The Boston Bruins made two significant moves Thursday, first acquiring forward Tyler Bertuzzi in a trade with the Detroit Red Wings and then announcing an eight-year, $ 90 million contract extension for David Pastrnak .
Now, a third shoe has dropped: The Bruins are placing Taylor Hall on long-term injured-reserve in a move that will create $ 6 million in LTIR cap space, per CapFriendly.com.
Boston also announced it has placed Nick Foligno on injured reserve and recalled Jakub Lauko from Providence
The Bruins exceeded the salary cap when they took on Bertuzzi's $ 4.75 million cap hit for 2022-23, so they needed to make a corresponding move to get under the cap. Boston's solution was placing Hall on LTIR, which allows the team to exceed the salary cap by up to $ 6 million and means the Bruins don't have to release another player to create cap space.
If the B's don't release another player during the regular season, then Hall will have to remain on LTIR for the rest of the season. But thanks to the NHL's current LTIR rules, Hall can return to the active roster for the postseason, even with Bertuzzi on the roster and the team over the salary cap.
This is the same loophole the Tampa Bay Lightning exploited in 2021, when they exceeded the salary cap by roughly $ 18 million after placing star forward Nikita Kucherov on LTIR and went on to win the Stanley Cup.
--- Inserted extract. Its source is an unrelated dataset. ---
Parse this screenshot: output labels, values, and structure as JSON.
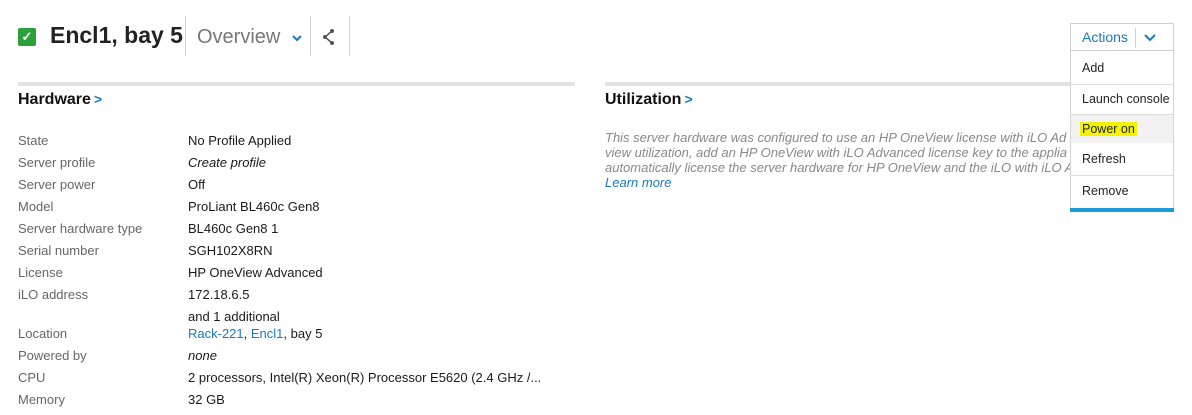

The absences of Hall -- who reportedly is seeking a second opinion on a lower body issue that has sidelined him the last two games -- and Foligno isn't ideal for the Bruins. But they have a comfortable lead in the Eastern Conference as the best team in hockey and have a more-than-capable shor-term replacement in Bertuzzi, who should take Hall's spot on the third line.
In short, this is smart business for the Bruins, who appear to be all-in on winning a Stanley Cup.